O workshop sobre resultado da pesquisa de dados sobre o fortalecimento estrutural da segurança alimentar, correalizada pela JICA (Agência de Cooperação Internacional do Japão – Japan International Cooperation Agency), pela empresa Nippon Koei Lac do Brasil e pelo Departamento de Comércio Exterior da Câmara foi realizado na manhã desta sexta-feira (30), com início, às 10h. Em formato híbrido, com tradução simultânea, o encontro contou com cerca de 100 participantes.
Primeiramente, o embaixador do Japão no Brasil, Teiji Hayashi, proferiu as palavras de abertura. Em seguida, as palavras e explicação dos resultados da pesquisa proferidas pelo representante-sênior da JICA no Brasil, Issei Aoki.
A explicação detalhada dos resultados da pesquisa da Nippon Koei LAC foi apresentada por Marcel Viergever, coordenador-geral, avaliador de projetos socioambientais e especialista em organização e sustentabilidade de agricultura. Ao final das apresentações, houve sessão de perguntas e respostas.
O estudo teve como objetivo coletar informações sobre o status de implementação de políticas e medidas relacionadas à promoção da agricultura sustentável e de baixo carbono pelo governo brasileiro, identificar problemas e considerar medidas de apoio; realizar um estudo de possível expansão das exportações de soja convencional brasileira para o Japão.
A produção global de soja em 1961 era de 26 milhões de toneladas. Em 2020 alcançou 353 milhões de toneladas. Em 1961 o Brasil tinha 1% da produção mundial, em 2021 chegou a 42%, com 155 milhões de toneladas.

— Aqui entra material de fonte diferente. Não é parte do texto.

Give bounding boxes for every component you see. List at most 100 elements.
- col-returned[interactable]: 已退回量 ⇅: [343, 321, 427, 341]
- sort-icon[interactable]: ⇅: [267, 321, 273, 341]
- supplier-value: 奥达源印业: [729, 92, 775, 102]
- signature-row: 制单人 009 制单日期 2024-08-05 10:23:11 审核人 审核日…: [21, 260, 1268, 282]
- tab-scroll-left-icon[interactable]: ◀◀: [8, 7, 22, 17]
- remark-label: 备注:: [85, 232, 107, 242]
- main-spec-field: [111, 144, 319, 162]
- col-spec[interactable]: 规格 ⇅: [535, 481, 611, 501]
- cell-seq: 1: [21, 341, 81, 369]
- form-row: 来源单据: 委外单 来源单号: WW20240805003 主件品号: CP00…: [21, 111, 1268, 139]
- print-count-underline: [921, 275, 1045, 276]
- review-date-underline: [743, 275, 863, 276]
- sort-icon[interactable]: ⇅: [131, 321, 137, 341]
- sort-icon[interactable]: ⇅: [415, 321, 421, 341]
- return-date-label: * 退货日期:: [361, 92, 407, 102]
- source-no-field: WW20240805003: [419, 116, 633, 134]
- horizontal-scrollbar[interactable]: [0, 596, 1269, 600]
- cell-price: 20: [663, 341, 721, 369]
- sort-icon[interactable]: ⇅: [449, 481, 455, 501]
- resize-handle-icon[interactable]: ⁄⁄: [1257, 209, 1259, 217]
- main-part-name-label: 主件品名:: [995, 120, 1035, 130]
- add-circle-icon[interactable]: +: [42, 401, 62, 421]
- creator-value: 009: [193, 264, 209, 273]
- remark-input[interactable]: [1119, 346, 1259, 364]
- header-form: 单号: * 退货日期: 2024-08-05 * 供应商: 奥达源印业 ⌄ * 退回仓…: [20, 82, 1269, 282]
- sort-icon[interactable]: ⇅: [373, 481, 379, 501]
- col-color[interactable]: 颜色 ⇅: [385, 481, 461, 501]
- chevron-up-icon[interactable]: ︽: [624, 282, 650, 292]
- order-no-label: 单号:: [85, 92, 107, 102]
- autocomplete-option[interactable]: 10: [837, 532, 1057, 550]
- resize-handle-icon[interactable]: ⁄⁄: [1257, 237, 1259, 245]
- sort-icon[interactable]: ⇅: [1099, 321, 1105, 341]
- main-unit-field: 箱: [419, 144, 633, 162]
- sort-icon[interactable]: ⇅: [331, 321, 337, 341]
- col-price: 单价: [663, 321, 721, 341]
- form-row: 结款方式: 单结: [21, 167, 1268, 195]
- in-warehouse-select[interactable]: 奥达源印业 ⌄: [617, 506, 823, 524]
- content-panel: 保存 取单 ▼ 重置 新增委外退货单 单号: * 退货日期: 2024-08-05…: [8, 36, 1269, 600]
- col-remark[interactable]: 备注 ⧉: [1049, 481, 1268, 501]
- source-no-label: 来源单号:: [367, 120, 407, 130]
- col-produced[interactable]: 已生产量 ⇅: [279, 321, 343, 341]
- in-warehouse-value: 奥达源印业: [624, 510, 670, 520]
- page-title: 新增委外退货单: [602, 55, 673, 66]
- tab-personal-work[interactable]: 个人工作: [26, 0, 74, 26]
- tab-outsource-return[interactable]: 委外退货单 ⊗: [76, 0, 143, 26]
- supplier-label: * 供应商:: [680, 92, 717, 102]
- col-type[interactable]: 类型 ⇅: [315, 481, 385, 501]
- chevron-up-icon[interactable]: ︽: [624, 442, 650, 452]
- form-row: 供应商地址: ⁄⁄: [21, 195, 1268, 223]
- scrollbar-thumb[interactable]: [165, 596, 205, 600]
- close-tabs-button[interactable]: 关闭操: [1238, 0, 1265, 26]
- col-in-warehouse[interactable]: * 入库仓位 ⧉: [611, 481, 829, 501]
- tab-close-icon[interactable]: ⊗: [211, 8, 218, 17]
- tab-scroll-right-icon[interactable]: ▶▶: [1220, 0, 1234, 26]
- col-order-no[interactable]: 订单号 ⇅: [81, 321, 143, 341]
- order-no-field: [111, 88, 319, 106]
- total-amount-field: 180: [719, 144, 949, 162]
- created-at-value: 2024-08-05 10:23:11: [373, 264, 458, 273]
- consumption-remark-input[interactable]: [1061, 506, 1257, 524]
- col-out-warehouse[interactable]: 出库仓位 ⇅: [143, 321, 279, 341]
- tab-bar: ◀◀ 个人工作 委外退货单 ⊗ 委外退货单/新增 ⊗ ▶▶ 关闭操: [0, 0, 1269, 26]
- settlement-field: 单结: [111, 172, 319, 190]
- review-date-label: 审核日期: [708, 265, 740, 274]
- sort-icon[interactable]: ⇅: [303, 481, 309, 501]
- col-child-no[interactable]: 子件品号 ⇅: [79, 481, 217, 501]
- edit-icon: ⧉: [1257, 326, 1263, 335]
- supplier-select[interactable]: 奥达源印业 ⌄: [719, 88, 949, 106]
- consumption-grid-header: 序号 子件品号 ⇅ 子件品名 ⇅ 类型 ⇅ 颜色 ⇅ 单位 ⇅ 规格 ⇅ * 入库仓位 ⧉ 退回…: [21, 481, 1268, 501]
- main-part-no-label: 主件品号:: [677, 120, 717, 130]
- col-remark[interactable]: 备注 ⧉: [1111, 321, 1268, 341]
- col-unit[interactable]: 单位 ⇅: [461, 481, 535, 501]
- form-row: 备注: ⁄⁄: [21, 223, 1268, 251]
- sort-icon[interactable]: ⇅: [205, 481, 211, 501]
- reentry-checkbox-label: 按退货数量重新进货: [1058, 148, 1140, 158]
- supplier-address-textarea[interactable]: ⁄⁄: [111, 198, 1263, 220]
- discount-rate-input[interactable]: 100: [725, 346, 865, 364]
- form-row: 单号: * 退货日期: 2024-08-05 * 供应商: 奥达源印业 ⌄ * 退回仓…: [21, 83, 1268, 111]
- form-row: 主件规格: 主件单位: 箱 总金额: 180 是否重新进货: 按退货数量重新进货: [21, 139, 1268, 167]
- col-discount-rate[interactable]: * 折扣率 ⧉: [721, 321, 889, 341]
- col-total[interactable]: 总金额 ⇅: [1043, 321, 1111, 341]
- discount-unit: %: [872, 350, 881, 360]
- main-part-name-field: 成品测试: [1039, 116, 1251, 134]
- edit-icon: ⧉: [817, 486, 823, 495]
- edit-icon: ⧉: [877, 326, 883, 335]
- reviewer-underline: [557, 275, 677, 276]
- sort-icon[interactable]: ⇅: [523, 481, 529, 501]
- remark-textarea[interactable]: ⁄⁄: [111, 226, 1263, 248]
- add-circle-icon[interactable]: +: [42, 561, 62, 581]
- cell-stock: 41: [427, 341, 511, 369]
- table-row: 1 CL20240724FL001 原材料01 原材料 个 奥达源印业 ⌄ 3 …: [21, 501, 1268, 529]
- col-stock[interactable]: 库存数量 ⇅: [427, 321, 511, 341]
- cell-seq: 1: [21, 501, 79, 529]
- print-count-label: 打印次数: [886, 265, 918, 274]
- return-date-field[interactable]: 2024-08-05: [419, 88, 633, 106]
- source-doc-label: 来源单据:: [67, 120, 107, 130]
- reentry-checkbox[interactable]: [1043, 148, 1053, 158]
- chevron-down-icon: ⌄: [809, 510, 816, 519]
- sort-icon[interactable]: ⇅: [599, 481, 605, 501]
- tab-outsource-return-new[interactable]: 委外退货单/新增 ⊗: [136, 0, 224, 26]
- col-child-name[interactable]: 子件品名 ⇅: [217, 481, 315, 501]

A equipe da pesquisa foi composta por Marcel Viergever; Eliana Kelly Pareja, especialista de baixo carbono na agricultura; Márcio Massao Ota, especialista em análise de marketing e cadeia de suprimentos; Roberto Sussumu Kurokawa, especialista em soja; Michinori Yoshino, especialista em agricultura do Japão; Mitsuru Nanakubo, especialista em segurança alimentar e melhoria da qualidade; Luiz Leal, administrador; Glennya Rodrigues, bióloga; Haiany Miranda, engenheira ambiental; Mayson Souza, engenheiro agrônomo.
O complexo de soja (grão, farelo e óleo) no Japão tinha, em 2021, um volume total de 5,91 milhões de toneladas. Dados do Ministério da Agricultura, Silvicultura e Pesca do Japão, por outro lado, mostram um mercado de aproximadamente 3,6 milhões de toneladas. Dessas, 68% (2.414.000 toneladas) são usados para fabricação de óleo e 28% (998.000 toneladas) para alimentos.
O Japão importa quase 100% da soja para óleo e 76% para alimentação. Da soja importada, atualmente, cerca de 80% vem dos Estados Unidos, 14% do Brasil e 10% do Canadá.
Conclusão
No Brasil, há matéria-prima, cultivares com alto nível de produtividade. Há capacidade de desenvolver novos cultivares na Embrapa e no setor privado. Há produtores interessados no Maranhão, Mato Grosso, Goiás e região Sul na produção de soja convencional e/ou orgânica. Custos de produtividade da soja transgênica e convencional comparáveis. Interesse depende do prêmio e estabilidade. Necessidade de um certo nível de verticalização. Há empresas de trading e de certificação com capacidade e interesse no mercado japonês para soja convencional. Há portos com capacidade, mas este ano o espaço vai ser o gargalo mais difícil.